- Australian spending on home improvements and renovation has surged during the pandemic, according to consumer data analysed by Zip.
- The latest figures show the demand for tradespeople and things like security systems were already hot before the HomeBuilder scheme was announced.
- Meanwhile other businesses like pubs and bars that have not recovered revenues are at risk of losing JobKeeper and other support measures later this year.
- Visit Business Insider Australia’s homepage for more stories.
The Morrison government’s HomeBuilder program appears to have missed the boat before it even picked up the tools.
The scheme which will doll out $25,000 grants for new home builders as well as renovations appears to be too little too late, if new spending data is to be believed.
Collated from 1.8 million Australians, the data shows a home renovation boom took place before the HomeBuilder scheme was even announced.
“We have been particularly interested in the bolstering of spend in the past quarter on building and renovation, which is interesting in light of the recent government stimulus package,” Zip co-founder Peter Gray said in the analysis.
“Security installation, roofing, gardening, outdoor home improvement and, home pools and spas all saw significant increases in consumer spending in May 2020, while trade services like electricians, plumbers and painters were all sought after,” Zip notes.
Installers of security systems saw a whopping 133% surge in demand, while tradies enjoyed a 30% bump in business in May, the data suggests.

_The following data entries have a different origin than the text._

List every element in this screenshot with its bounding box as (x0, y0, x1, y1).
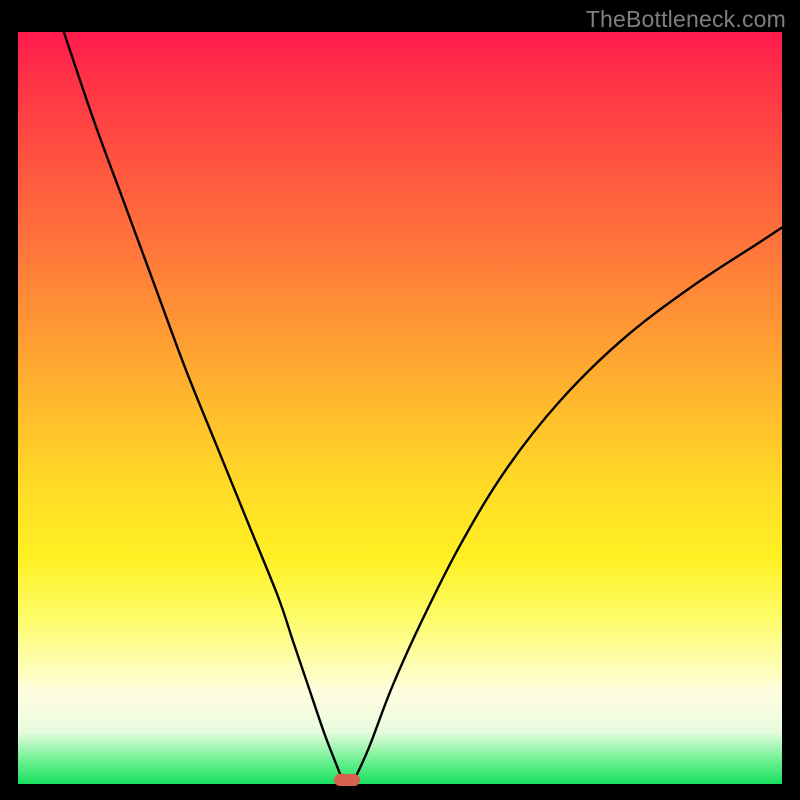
curve-right-branch (354, 228, 782, 781)
bottleneck-curve (18, 32, 782, 784)
chart-frame: TheBottleneck.com (0, 0, 800, 800)
optimal-point-marker (334, 774, 360, 786)
watermark-text: TheBottleneck.com (586, 6, 786, 33)
curve-left-branch (64, 32, 343, 780)
plot-area (18, 32, 782, 784)
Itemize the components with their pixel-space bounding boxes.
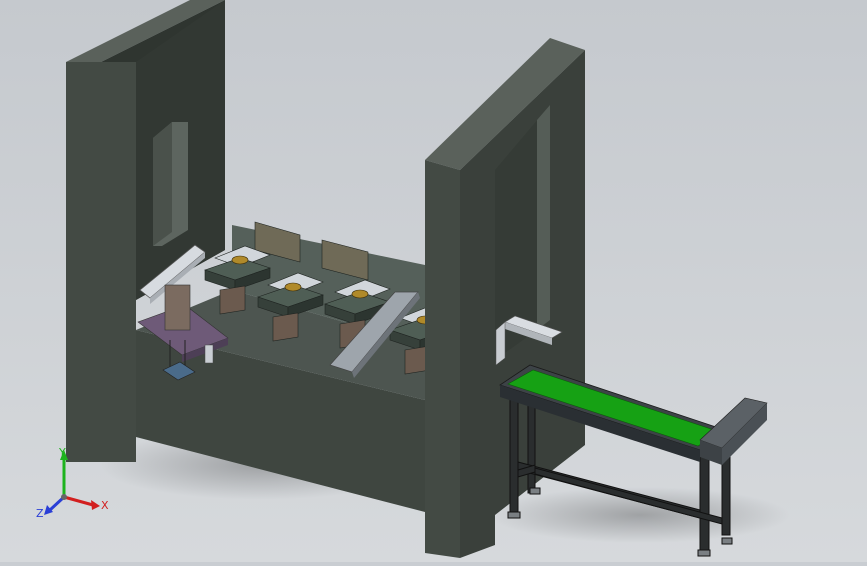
x-axis-label: X <box>101 499 109 512</box>
y-axis-label: Y <box>58 446 66 459</box>
3d-model-view[interactable]: X Y Z <box>0 0 867 562</box>
station-support-block <box>272 312 299 342</box>
station-support-block <box>219 285 246 315</box>
cad-viewport[interactable]: X Y Z <box>0 0 867 562</box>
z-axis-label: Z <box>36 507 44 520</box>
station-part <box>231 255 249 265</box>
station-part <box>351 289 369 299</box>
station-part <box>284 282 302 292</box>
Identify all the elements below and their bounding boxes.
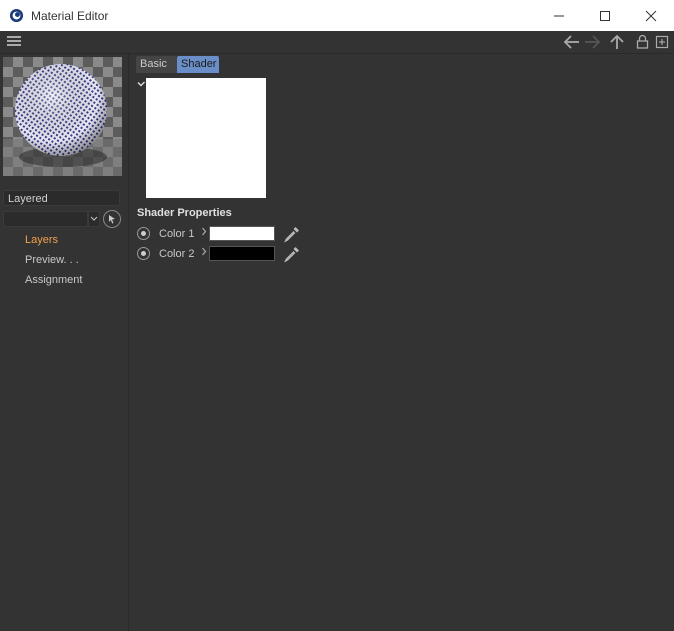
- color-1-row: Color 1: [137, 225, 337, 243]
- layer-dropdown-field[interactable]: [3, 211, 88, 227]
- maximize-icon: [600, 10, 610, 21]
- cursor-arrow-icon: [109, 215, 115, 224]
- material-sidebar: Layered Layers Preview. . . Assignment: [0, 54, 129, 631]
- color-2-label: Color 2: [159, 248, 195, 260]
- back-arrow-icon[interactable]: [563, 34, 581, 50]
- cinema4d-app-icon: [9, 8, 24, 23]
- shader-panel: Basic Shader Shader Properties Color 1 C…: [129, 54, 674, 631]
- shader-preview-swatch: [146, 78, 266, 198]
- lock-icon[interactable]: [636, 34, 649, 50]
- tab-shader[interactable]: Shader: [177, 56, 219, 73]
- chevron-down-icon: [90, 216, 98, 221]
- forward-arrow-icon[interactable]: [583, 34, 601, 50]
- eyedropper-icon[interactable]: [283, 245, 301, 263]
- shader-properties-heading: Shader Properties: [137, 207, 232, 219]
- color-2-animate-toggle[interactable]: [137, 247, 150, 260]
- close-icon: [645, 10, 657, 21]
- editor-toolbar: [0, 31, 674, 54]
- window-title: Material Editor: [31, 9, 109, 23]
- color-2-row: Color 2: [137, 245, 337, 263]
- channel-preview[interactable]: Preview. . .: [25, 254, 79, 266]
- new-window-icon[interactable]: [655, 34, 669, 50]
- preview-sphere-image: [3, 57, 122, 176]
- close-button[interactable]: [628, 0, 674, 31]
- minimize-icon: [554, 15, 564, 16]
- menu-icon[interactable]: [7, 36, 21, 47]
- minimize-button[interactable]: [536, 0, 582, 31]
- title-bar: Material Editor: [0, 0, 674, 32]
- channel-assignment[interactable]: Assignment: [25, 274, 82, 286]
- up-arrow-icon[interactable]: [609, 34, 625, 50]
- dropdown-button[interactable]: [88, 211, 100, 227]
- maximize-button[interactable]: [582, 0, 628, 31]
- color-1-label: Color 1: [159, 228, 195, 240]
- material-preview[interactable]: [3, 57, 122, 176]
- tab-basic[interactable]: Basic: [136, 56, 177, 73]
- collapse-chevron-icon[interactable]: [137, 81, 146, 88]
- eyedropper-icon[interactable]: [283, 225, 301, 243]
- expand-arrow-icon[interactable]: [201, 247, 207, 256]
- color-1-animate-toggle[interactable]: [137, 227, 150, 240]
- pick-object-button[interactable]: [103, 210, 121, 228]
- color-2-swatch[interactable]: [209, 246, 275, 261]
- color-1-swatch[interactable]: [209, 226, 275, 241]
- channel-layers[interactable]: Layers: [25, 234, 58, 246]
- expand-arrow-icon[interactable]: [201, 227, 207, 236]
- material-name-field[interactable]: Layered: [3, 190, 120, 206]
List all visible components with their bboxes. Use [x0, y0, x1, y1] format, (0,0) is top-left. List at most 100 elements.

While it’s doubtful such jobs cost the more than $125,000 it takes to qualify for HomeBuilder, the boom in spending does indicate tradespeople perhaps aren’t in desperate need of a $680 million government scheme. That’s before you even delve into the program’s significant shortcomings. Of course, it doesn’t reflect on the new home builds aspect of the scheme.
Contrast that however with other sectors that look to have government support withdrawn and it appears that Canberra may be out of touch with the average punter.
“Forced to pivot significantly during May, spending in pubs and bars, cafes and restaurants remains significantly lower than seasonal averages. While adaptive models have helped reclaim some of the lost revenue, the gap won’t be closed until lockdown measures are completely pulled back,” Zip notes.
Too bad then if JobKeeper, which helped prop up many of those businesses, is simply axed before those revenues are restored.
Not that all hospitality outfits are in the same boat. Spending at pubs and bars is still down more than 74% on pre-COVID levels. Restaurants and cafes, meanwhile, are faring better on balance, down 19% and 39% respectively.
“There is a clear two-speed recovery emerging in the business economy, based on what consumers are spending their money on,” Gray said.
“While large shopping centres have resembled Christmas-sized crowds in recent weeks, pubs and bars are still limited to 50 patrons. This disparity of easing will continue to impact the business landscape, and particularly the small to medium-sized enterprises, who are fronting large costs to adjust their places of trade.”
Slashing the hours of bartenders and baristas then, whose wages were subsidised significantly during the shutdown, is one place business owners may start cost-cutting once JobKeeper is retracted.
With gym and fitness spending still half of what it was, personal trainers could perhaps be added to that list.
Despite calls from some economists, however, the government has ruled out using its $60 billion JobKeeper saving to extend the program further.